Because MonetaryAmount is an immutable class, the deepCopy() method returns its argument.

Why? I thought the deepCopy implementing as follows:

public Object deepCopy(Object value) throws HibernateException {
    return value;
}

is actually a shallow-copy. What did I miss?

Upvotes: 0

Views: 109

Answers (2)

Florian Schaetz
Florian Schaetz

Reputation: 10652

If you return the same object you put into a method, then that's not any copy at all, neither swallow nor deep. A shallow copy would be if you copied all the references in the given object to a new one. A deep copy is when you dereference everything and create copies of all the child, etc. objects of your original.

Example:

MyObject has a reference to a Calendar object.

Shallow Copy to "MyCopy":

MyCopy (a new object, not the same (==) as MyObject) gets a reference to the same Calendar object.

Problem: If I now modify the Calendar of "MyCopy", the Calendar of "MyObject" will change, too, because it is the same one.

Deep Copy:

MyCopy gets a new Calendar which is a complete (itself deep) copy of the MyObject Calendar.

Advantage: If I now modify the Calendar of MyCopy, nothing changes for the one of MyObject.

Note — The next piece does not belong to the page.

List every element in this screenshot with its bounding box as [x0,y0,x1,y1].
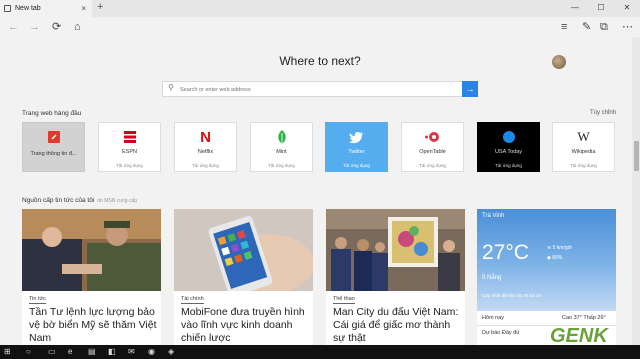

If you have an immutable object, there is no need to deep copy it, because you can simply use the same object everywhere - it cannot be modified (thus immutable), so that is perfectly safe - and fast.

see also Wikipedia

Upvotes: 1

Codebender
Codebender

Reputation: 14471

Immutable object's cannot change it's state. So it doesn't matter if you return the same object. Since no modification can be done to it anyway. So it actually acts like a deepCopy when there is no copy at all.

Let's take an example of String.

String s1 = "hello";
String s2 = new String(s1);
String s3 = s1;

It doesn't matter what operation you perform on any of the variables, it's not going to affect the other 2.